Abstract:
Web logs can provide a wealth of information on
user access patterns of a corresponding website, when they are
properly analyzed. However, finding interesting patterns hidden
in the low-level log data is non-trivial due to large log volumes,
and the distribution of the log files in cluster environments. This
paper presents a novel technique, the application of Density-
Based Spatial Clustering of Applications with Noise (DBSCAN)
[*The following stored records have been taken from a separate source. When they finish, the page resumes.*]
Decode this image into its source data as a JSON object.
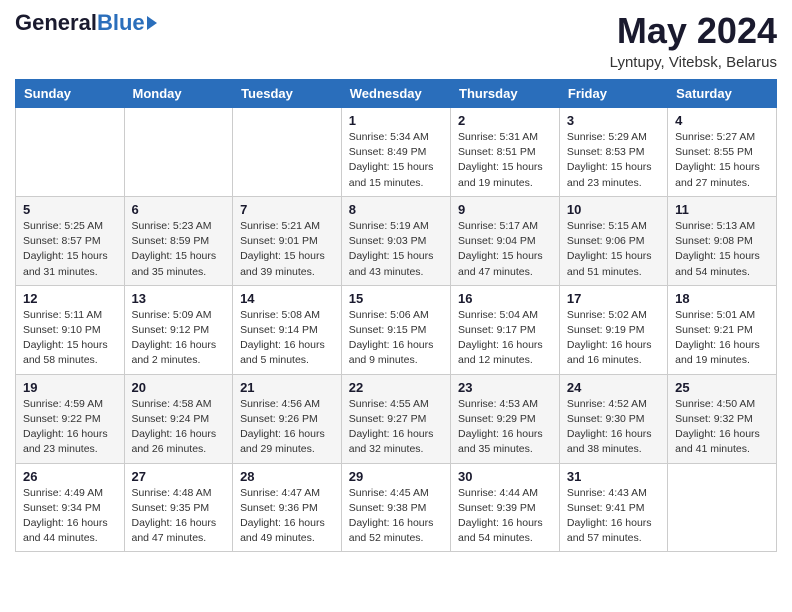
{
  "logo": {
    "general": "General",
    "blue": "Blue"
  },
  "header": {
    "title": "May 2024",
    "subtitle": "Lyntupy, Vitebsk, Belarus"
  },
  "weekdays": [
    "Sunday",
    "Monday",
    "Tuesday",
    "Wednesday",
    "Thursday",
    "Friday",
    "Saturday"
  ],
  "weeks": [
    [
      {
        "day": "",
        "info": ""
      },
      {
        "day": "",
        "info": ""
      },
      {
        "day": "",
        "info": ""
      },
      {
        "day": "1",
        "info": "Sunrise: 5:34 AM\nSunset: 8:49 PM\nDaylight: 15 hours\nand 15 minutes."
      },
      {
        "day": "2",
        "info": "Sunrise: 5:31 AM\nSunset: 8:51 PM\nDaylight: 15 hours\nand 19 minutes."
      },
      {
        "day": "3",
        "info": "Sunrise: 5:29 AM\nSunset: 8:53 PM\nDaylight: 15 hours\nand 23 minutes."
      },
      {
        "day": "4",
        "info": "Sunrise: 5:27 AM\nSunset: 8:55 PM\nDaylight: 15 hours\nand 27 minutes."
      }
    ],
    [
      {
        "day": "5",
        "info": "Sunrise: 5:25 AM\nSunset: 8:57 PM\nDaylight: 15 hours\nand 31 minutes."
      },
      {
        "day": "6",
        "info": "Sunrise: 5:23 AM\nSunset: 8:59 PM\nDaylight: 15 hours\nand 35 minutes."
      },
      {
        "day": "7",
        "info": "Sunrise: 5:21 AM\nSunset: 9:01 PM\nDaylight: 15 hours\nand 39 minutes."
      },
      {
        "day": "8",
        "info": "Sunrise: 5:19 AM\nSunset: 9:03 PM\nDaylight: 15 hours\nand 43 minutes."
      },
      {
        "day": "9",
        "info": "Sunrise: 5:17 AM\nSunset: 9:04 PM\nDaylight: 15 hours\nand 47 minutes."
      },
      {
        "day": "10",
        "info": "Sunrise: 5:15 AM\nSunset: 9:06 PM\nDaylight: 15 hours\nand 51 minutes."
      },
      {
        "day": "11",
        "info": "Sunrise: 5:13 AM\nSunset: 9:08 PM\nDaylight: 15 hours\nand 54 minutes."
      }
    ],
    [
      {
        "day": "12",
        "info": "Sunrise: 5:11 AM\nSunset: 9:10 PM\nDaylight: 15 hours\nand 58 minutes."
      },
      {
        "day": "13",
        "info": "Sunrise: 5:09 AM\nSunset: 9:12 PM\nDaylight: 16 hours\nand 2 minutes."
      },
      {
        "day": "14",
        "info": "Sunrise: 5:08 AM\nSunset: 9:14 PM\nDaylight: 16 hours\nand 5 minutes."
      },
      {
        "day": "15",
        "info": "Sunrise: 5:06 AM\nSunset: 9:15 PM\nDaylight: 16 hours\nand 9 minutes."
      },
      {
        "day": "16",
        "info": "Sunrise: 5:04 AM\nSunset: 9:17 PM\nDaylight: 16 hours\nand 12 minutes."
      },
      {
        "day": "17",
        "info": "Sunrise: 5:02 AM\nSunset: 9:19 PM\nDaylight: 16 hours\nand 16 minutes."
      },
      {
        "day": "18",
        "info": "Sunrise: 5:01 AM\nSunset: 9:21 PM\nDaylight: 16 hours\nand 19 minutes."
      }
    ],
    [
      {
        "day": "19",
        "info": "Sunrise: 4:59 AM\nSunset: 9:22 PM\nDaylight: 16 hours\nand 23 minutes."
      },
      {
        "day": "20",
        "info": "Sunrise: 4:58 AM\nSunset: 9:24 PM\nDaylight: 16 hours\nand 26 minutes."
      },
      {
        "day": "21",
        "info": "Sunrise: 4:56 AM\nSunset: 9:26 PM\nDaylight: 16 hours\nand 29 minutes."
      },
      {
        "day": "22",
        "info": "Sunrise: 4:55 AM\nSunset: 9:27 PM\nDaylight: 16 hours\nand 32 minutes."
      },
      {
        "day": "23",
        "info": "Sunrise: 4:53 AM\nSunset: 9:29 PM\nDaylight: 16 hours\nand 35 minutes."
      },
      {
        "day": "24",
        "info": "Sunrise: 4:52 AM\nSunset: 9:30 PM\nDaylight: 16 hours\nand 38 minutes."
      },
      {
        "day": "25",
        "info": "Sunrise: 4:50 AM\nSunset: 9:32 PM\nDaylight: 16 hours\nand 41 minutes."
      }
    ],
    [
      {
        "day": "26",
        "info": "Sunrise: 4:49 AM\nSunset: 9:34 PM\nDaylight: 16 hours\nand 44 minutes."
      },
      {
        "day": "27",
        "info": "Sunrise: 4:48 AM\nSunset: 9:35 PM\nDaylight: 16 hours\nand 47 minutes."
      },
      {
        "day": "28",
        "info": "Sunrise: 4:47 AM\nSunset: 9:36 PM\nDaylight: 16 hours\nand 49 minutes."
      },
      {
        "day": "29",
        "info": "Sunrise: 4:45 AM\nSunset: 9:38 PM\nDaylight: 16 hours\nand 52 minutes."
      },
      {
        "day": "30",
        "info": "Sunrise: 4:44 AM\nSunset: 9:39 PM\nDaylight: 16 hours\nand 54 minutes."
      },
      {
        "day": "31",
        "info": "Sunrise: 4:43 AM\nSunset: 9:41 PM\nDaylight: 16 hours\nand 57 minutes."
      },
      {
        "day": "",
        "info": ""
      }
    ]
  ]
}
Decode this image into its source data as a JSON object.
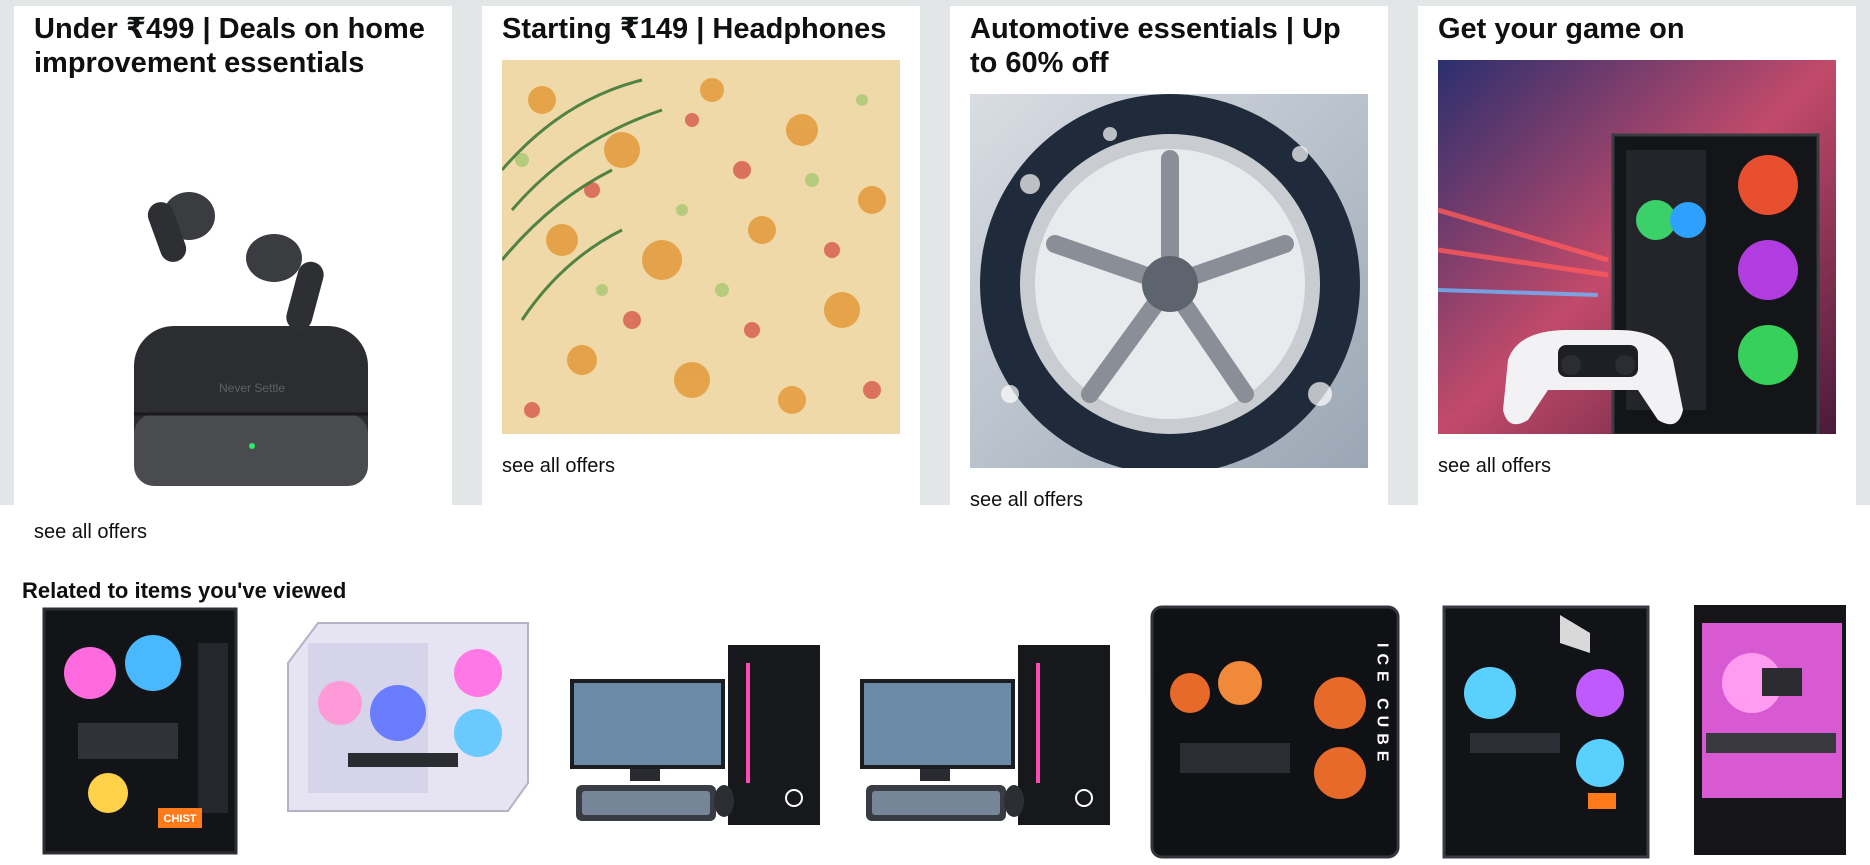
{
  "cards": [
    {
      "title": "Under ₹499 | Deals on home improvement essentials",
      "link": "see all offers",
      "image": "wireless-earbuds-with-charging-case"
    },
    {
      "title": "Starting ₹149 | Headphones",
      "link": "see all offers",
      "image": "floral-pattern-fabric"
    },
    {
      "title": "Automotive essentials | Up to 60% off",
      "link": "see all offers",
      "image": "car-wheel-being-washed"
    },
    {
      "title": "Get your game on",
      "link": "see all offers",
      "image": "gaming-pc-and-controller"
    }
  ],
  "earbuds_case_text": "Never Settle",
  "related": {
    "title": "Related to items you've viewed",
    "products": [
      {
        "image": "black-gaming-cabinet-rgb-fans",
        "badge": "CHIST"
      },
      {
        "image": "white-glass-cabinet-rgb-fans"
      },
      {
        "image": "desktop-pc-set-with-monitor-keyboard"
      },
      {
        "image": "desktop-pc-set-with-monitor-keyboard"
      },
      {
        "image": "ice-cube-black-cabinet",
        "side_text": "ICE CUBE"
      },
      {
        "image": "glass-cabinet-blue-fans"
      },
      {
        "image": "pink-lit-cabinet"
      }
    ]
  }
}
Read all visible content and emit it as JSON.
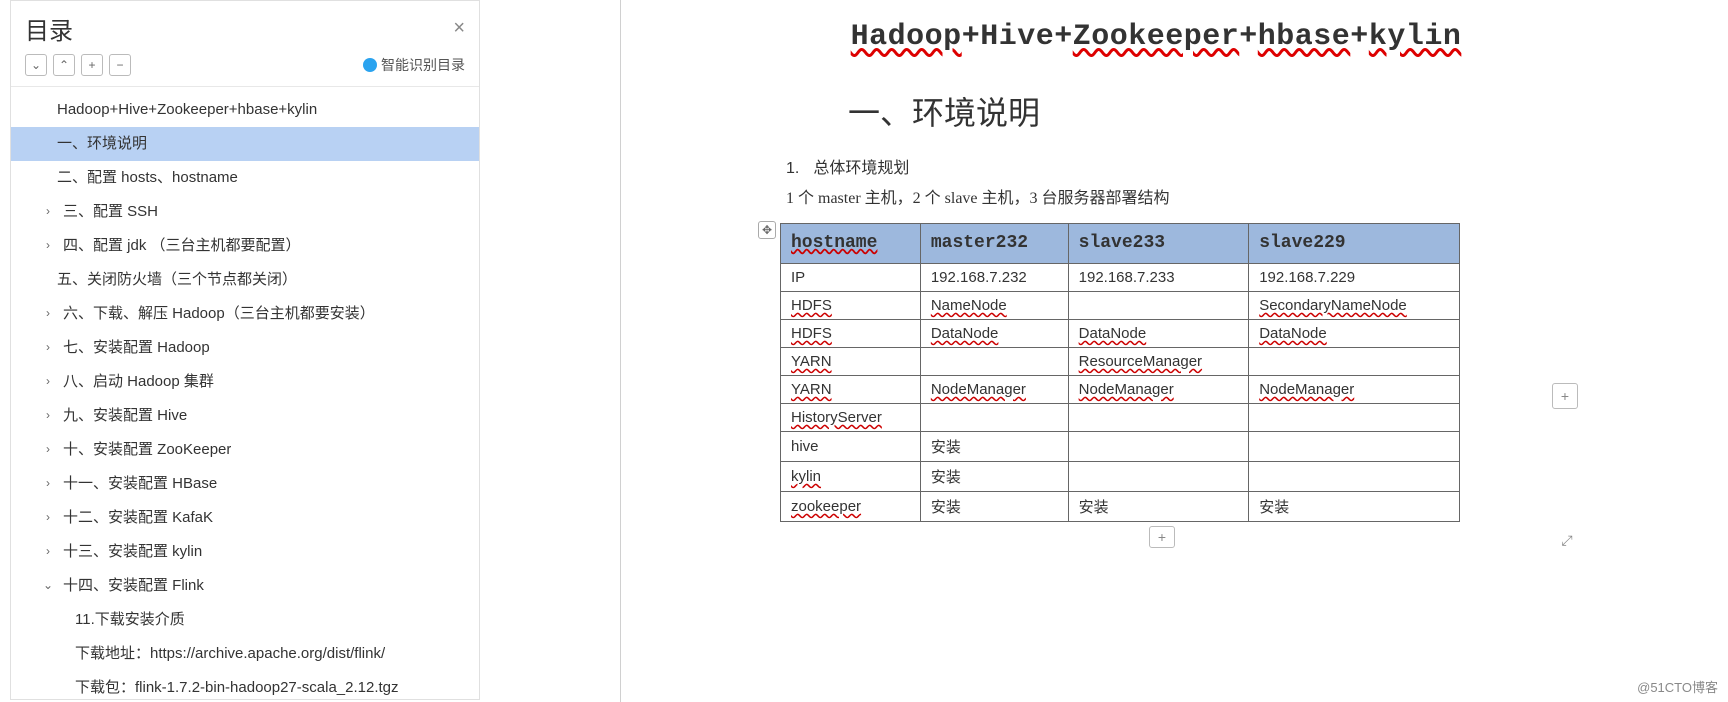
{
  "sidebar": {
    "title": "目录",
    "smart_label": "智能识别目录",
    "toolbar_icons": [
      "chevron-down-icon",
      "chevron-up-icon",
      "plus-icon",
      "minus-icon"
    ],
    "outline": [
      {
        "label": "Hadoop+Hive+Zookeeper+hbase+kylin",
        "level": 0,
        "arrow": "",
        "selected": false
      },
      {
        "label": "一、环境说明",
        "level": 1,
        "arrow": "",
        "selected": true,
        "noarrow": true
      },
      {
        "label": "二、配置 hosts、hostname",
        "level": 1,
        "arrow": "",
        "selected": false,
        "noarrow": true
      },
      {
        "label": "三、配置 SSH",
        "level": 1,
        "arrow": ">",
        "selected": false
      },
      {
        "label": "四、配置 jdk （三台主机都要配置）",
        "level": 1,
        "arrow": ">",
        "selected": false
      },
      {
        "label": "五、关闭防火墙（三个节点都关闭）",
        "level": 1,
        "arrow": "",
        "selected": false,
        "noarrow": true
      },
      {
        "label": "六、下载、解压 Hadoop（三台主机都要安装）",
        "level": 1,
        "arrow": ">",
        "selected": false
      },
      {
        "label": "七、安装配置 Hadoop",
        "level": 1,
        "arrow": ">",
        "selected": false
      },
      {
        "label": "八、启动 Hadoop 集群",
        "level": 1,
        "arrow": ">",
        "selected": false
      },
      {
        "label": "九、安装配置 Hive",
        "level": 1,
        "arrow": ">",
        "selected": false
      },
      {
        "label": "十、安装配置 ZooKeeper",
        "level": 1,
        "arrow": ">",
        "selected": false
      },
      {
        "label": "十一、安装配置 HBase",
        "level": 1,
        "arrow": ">",
        "selected": false
      },
      {
        "label": "十二、安装配置 KafaK",
        "level": 1,
        "arrow": ">",
        "selected": false
      },
      {
        "label": "十三、安装配置 kylin",
        "level": 1,
        "arrow": ">",
        "selected": false
      },
      {
        "label": "十四、安装配置 Flink",
        "level": 1,
        "arrow": "v",
        "selected": false
      },
      {
        "label": "11.下载安装介质",
        "level": 2,
        "arrow": "",
        "selected": false
      },
      {
        "label": "下载地址：https://archive.apache.org/dist/flink/",
        "level": 2,
        "arrow": "",
        "selected": false
      },
      {
        "label": "下载包：flink-1.7.2-bin-hadoop27-scala_2.12.tgz",
        "level": 2,
        "arrow": "",
        "selected": false
      }
    ]
  },
  "document": {
    "title_parts": [
      "Hadoop",
      "+Hive+",
      "Zookeeper",
      "+",
      "hbase",
      "+",
      "kylin"
    ],
    "heading1": "一、环境说明",
    "list_num": "1.",
    "list_text": "总体环境规划",
    "desc": "1 个 master 主机，2 个 slave 主机，3 台服务器部署结构",
    "bottom_cut": "",
    "table": {
      "headers": [
        "hostname",
        "master232",
        "slave233",
        "slave229"
      ],
      "rows": [
        [
          "IP",
          "192.168.7.232",
          "192.168.7.233",
          "192.168.7.229"
        ],
        [
          "HDFS",
          "NameNode",
          "",
          "SecondaryNameNode"
        ],
        [
          "HDFS",
          "DataNode",
          "DataNode",
          "DataNode"
        ],
        [
          "YARN",
          "",
          "ResourceManager",
          ""
        ],
        [
          "YARN",
          "NodeManager",
          "NodeManager",
          "NodeManager"
        ],
        [
          "HistoryServer",
          "",
          "",
          ""
        ],
        [
          "hive",
          "安装",
          "",
          ""
        ],
        [
          "kylin",
          "安装",
          "",
          ""
        ],
        [
          "zookeeper",
          "安装",
          "安装",
          "安装"
        ]
      ],
      "wavy_cells": [
        "NameNode",
        "SecondaryNameNode",
        "DataNode",
        "ResourceManager",
        "NodeManager",
        "HistoryServer",
        "kylin",
        "HDFS",
        "hostname",
        "YARN",
        "zookeeper"
      ]
    }
  },
  "watermark": "@51CTO博客",
  "glyphs": {
    "plus": "+",
    "minus": "−",
    "close": "×",
    "move": "✥",
    "expand": "⤢",
    "chev_down": "⌄",
    "chev_up": "⌃",
    "chev_right": "›",
    "chev_down_open": "⌄"
  }
}
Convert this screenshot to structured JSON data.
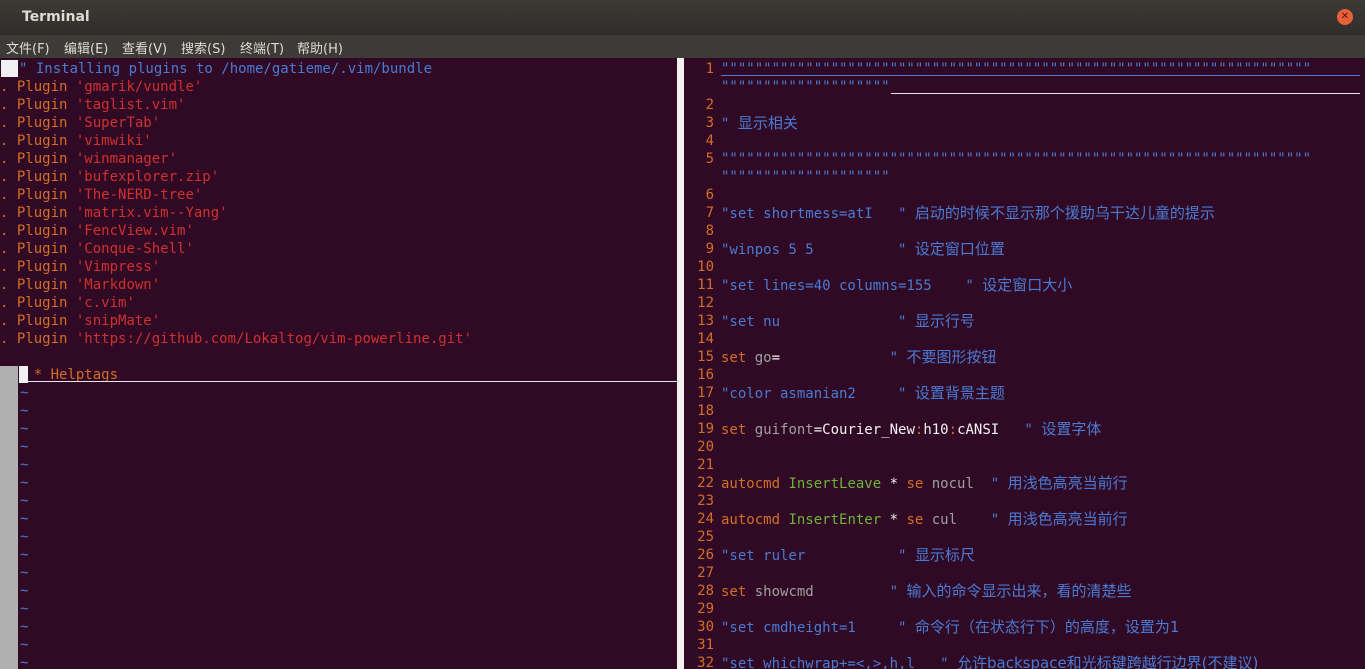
{
  "window": {
    "title": "Terminal"
  },
  "menu": [
    "文件(F)",
    "编辑(E)",
    "查看(V)",
    "搜索(S)",
    "终端(T)",
    "帮助(H)"
  ],
  "left_pane": {
    "header": "\" Installing plugins to /home/gatieme/.vim/bundle",
    "plugins": [
      "'gmarik/vundle'",
      "'taglist.vim'",
      "'SuperTab'",
      "'vimwiki'",
      "'winmanager'",
      "'bufexplorer.zip'",
      "'The-NERD-tree'",
      "'matrix.vim--Yang'",
      "'FencView.vim'",
      "'Conque-Shell'",
      "'Vimpress'",
      "'Markdown'",
      "'c.vim'",
      "'snipMate'",
      "'https://github.com/Lokaltog/vim-powerline.git'"
    ],
    "plugin_prefix": ". ",
    "plugin_keyword": "Plugin",
    "helptags_prefix": "* ",
    "helptags": "Helptags",
    "tilde": "~"
  },
  "right_pane": {
    "sep_a": "\"\"\"\"\"\"\"\"\"\"\"\"\"\"\"\"\"\"\"\"\"\"\"\"\"\"\"\"\"\"\"\"\"\"\"\"\"\"\"\"\"\"\"\"\"\"\"\"\"\"\"\"\"\"\"\"\"\"\"\"\"\"\"\"\"\"\"\"\"\"",
    "sep_b": "\"\"\"\"\"\"\"\"\"\"\"\"\"\"\"\"\"\"\"\"",
    "lines": [
      {
        "n": "1"
      },
      {
        "n": "2"
      },
      {
        "n": "3",
        "code": "\" ",
        "cn": "显示相关"
      },
      {
        "n": "4"
      },
      {
        "n": "5"
      },
      {
        "n": "6"
      },
      {
        "n": "7",
        "code": "\"set shortmess=atI   \" ",
        "cn": "启动的时候不显示那个援助乌干达儿童的提示"
      },
      {
        "n": "8"
      },
      {
        "n": "9",
        "code": "\"winpos 5 5          \" ",
        "cn": "设定窗口位置"
      },
      {
        "n": "10"
      },
      {
        "n": "11",
        "code": "\"set lines=40 columns=155    \" ",
        "cn": "设定窗口大小"
      },
      {
        "n": "12"
      },
      {
        "n": "13",
        "code": "\"set nu              \" ",
        "cn": "显示行号"
      },
      {
        "n": "14"
      },
      {
        "n": "15",
        "k1": "set",
        "k2": " go",
        "k3": "=",
        "code": "             \" ",
        "cn": "不要图形按钮"
      },
      {
        "n": "16"
      },
      {
        "n": "17",
        "code": "\"color asmanian2     \" ",
        "cn": "设置背景主题"
      },
      {
        "n": "18"
      },
      {
        "n": "19",
        "k1": "set",
        "k2": " guifont",
        "k3": "=Courier_New",
        "k4": ":",
        "k5": "h10",
        "k6": ":",
        "k7": "cANSI",
        "code": "   \" ",
        "cn": "设置字体"
      },
      {
        "n": "20"
      },
      {
        "n": "21"
      },
      {
        "n": "22",
        "a1": "autocmd",
        "a2": " InsertLeave",
        "a3": " * ",
        "a4": "se",
        "a5": " nocul",
        "code": "  \" ",
        "cn": "用浅色高亮当前行"
      },
      {
        "n": "23"
      },
      {
        "n": "24",
        "a1": "autocmd",
        "a2": " InsertEnter",
        "a3": " * ",
        "a4": "se",
        "a5": " cul",
        "code": "    \" ",
        "cn": "用浅色高亮当前行"
      },
      {
        "n": "25"
      },
      {
        "n": "26",
        "code": "\"set ruler           \" ",
        "cn": "显示标尺"
      },
      {
        "n": "27"
      },
      {
        "n": "28",
        "k1": "set",
        "k2": " showcmd",
        "code": "         \" ",
        "cn": "输入的命令显示出来，看的清楚些"
      },
      {
        "n": "29"
      },
      {
        "n": "30",
        "code": "\"set cmdheight=1     \" ",
        "cn": "命令行（在状态行下）的高度，设置为1"
      },
      {
        "n": "31"
      },
      {
        "n": "32",
        "code": "\"set whichwrap+=<,>,h,l   \" ",
        "cn": "允许backspace和光标键跨越行边界(不建议)"
      }
    ]
  }
}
and Expectation Maximization (EM) algorithms in an iterative
manner for clustering web user sessions. Each cluster
corresponds to one or more web user activities. The unique user
access pattern of each cluster is identified by frequent pattern
mining and sequential pattern mining techniques. When
compared with the clustering output of EM, DBSCAN, and kmeans
algorithms, this technique shows better accuracy in web
session mining, and it is more effective in identifying cluster
changes with time. We demonstrate that the implemented system
is capable of not only identifying common user behaviors, but
also of identifying cyber-attacks.
Citation:
M. Udantha, S. Ranathunga and G. Dias, "Modelling website user behaviors by combining the EM and DBSCAN algorithms," 2016 Moratuwa Engineering Research Conference (MERCon), 2016, pp. 168-173, doi: 10.1109/MERCon.2016.7480134.